Islam adalah agama yang sangat menjunjung tinggi nilai-nilai kebebasan. Berdasarkan banyak sekali ayat-ayat al-Qur’an yng menyebutkan bahwa manusia tidak boleh taat kepada siapapun. Sebagai contoh:

1)   Dalam surat al-Ghasyiah ayat:22, Allah (swt) berfirman yang ditunjukkankepada Rasul (saww):

”Kamu bukanlah orang yang berkuasa atas mereka”

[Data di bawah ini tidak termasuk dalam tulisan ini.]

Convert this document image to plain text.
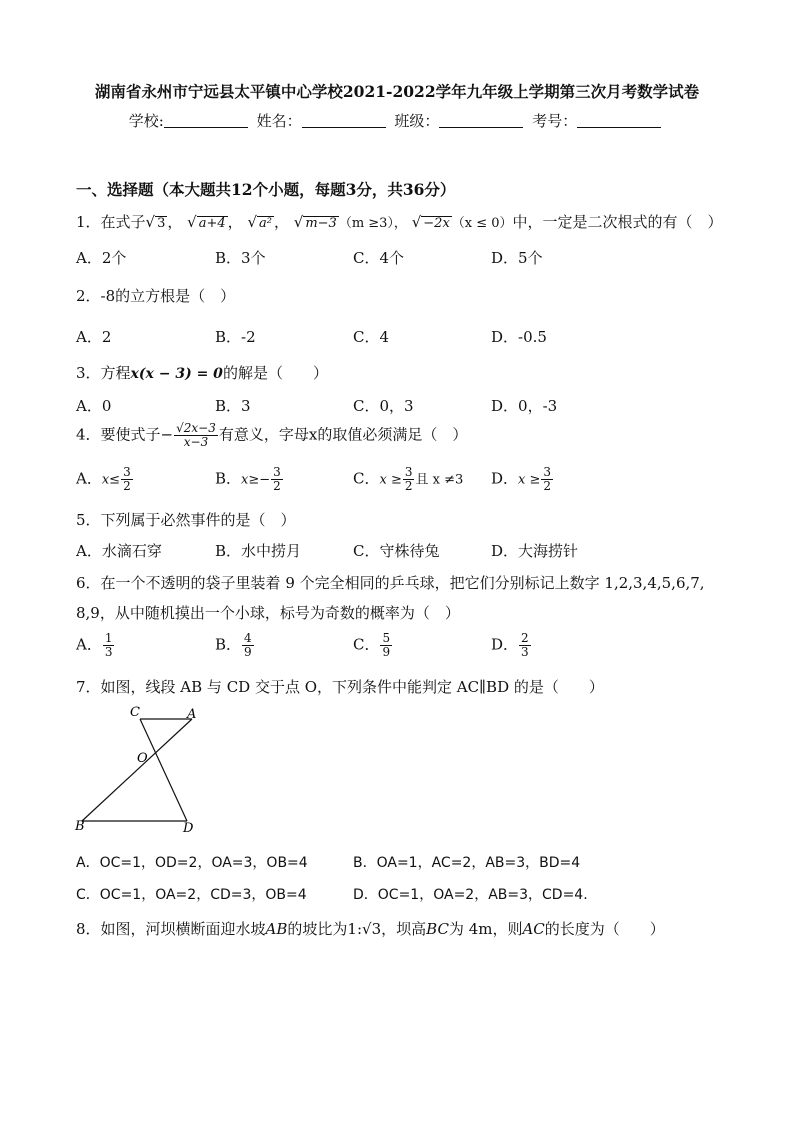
湖南省永州市宁远县太平镇中心学校2021-2022学年九年级上学期第三次月考数学试卷
学校:	姓名：	班级：	考号：
一、选择题（本大题共12个小题，每题3分，共36分）
1．在式子√ 3 ， √ a+4 ， √ a² ， √ m−3 （m ≥3）， √ −2x （x ≤ 0）中，一定是二次根式的有（　）
A．2个	B．3个	C．4个	D．5个
2．-8的立方根是（　）
A．2	B．-2	C．4	D．-0.5
3．方程x(x − 3) = 0的解是（　　）
A．0	B．3	C．0，3	D．0，-3
4．要使式子− $\frac{√2x-3}{x-3}$ 有意义，字母x的取值必须满足（　）
A．$x\le \frac{3}{2}$	B．$x\ge- \frac{3}{2}$	C．$x \ge \frac{3}{2}$ 且 x ≠3 D．$x \ge \frac{3}{2}$
5．下列属于必然事件的是（　）
A．水滴石穿	B．水中捞月	C．守株待兔	D．大海捞针
6．在一个不透明的袋子里装着 9 个完全相同的乒乓球，把它们分别标记上数字 1,2,3,4,5,6,7,
8,9，从中随机摸出一个小球，标号为奇数的概率为（　）
A． $\frac{1}{3}$	B． $\frac{4}{9}$	C． $\frac{5}{9}$	D． $\frac{2}{3}$
7．如图，线段 AB 与 CD 交于点 O，下列条件中能判定 AC∥BD 的是（　　）
C	A
O
B	D
A．OC=1，OD=2，OA=3，OB=4	B．OA=1，AC=2，AB=3，BD=4
C．OC=1，OA=2，CD=3，OB=4	D．OC=1，OA=2，AB=3，CD=4.
8．如图，河坝横断面迎水坡AB的坡比为1:√3，坝高BC为 4m，则AC的长度为（　　）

Ayat ini menunjukkan bahwa Nabi tidak layak dalam campur tangan urusan orang lain. sewaktu Nabi (saww) yang memiliki derajat kesempurnaan yang tiada tandingannya dari sekian banyak makhluk yang ada beliau tidak memiliki hak dalam mencampuri perkara dan urusan orang lain apalagi para imam maksum (as) ataupun para ahli fiqih   (fuqaha) (hf), oleh karena itu tidak ada seorangpun yang memiliki otoritas semacam itu.

2)   Dalam surat al-An’am ayat:107, Allah (swt) berfirman:

“…Dan kami tidak menjadikan kamu penjaga bagi mereka dan kamu sekali-kali bukanlah wakil buat mereka”.

3)   Dalam surat al-Insan ayat:3, disebutkan:

“Sesungguhnya kami telah menunjukinya jalan yang lurus ada yang bersyukur dan ada pula yang kufur”.

Ataupun surat al-Kahfi ayat: 29, disebutkan:

“Maka barang siapa yang ingin (beriman ) hendaklah ia beriman dan barang siapa ingin (kafir) biarlah ia kafir”.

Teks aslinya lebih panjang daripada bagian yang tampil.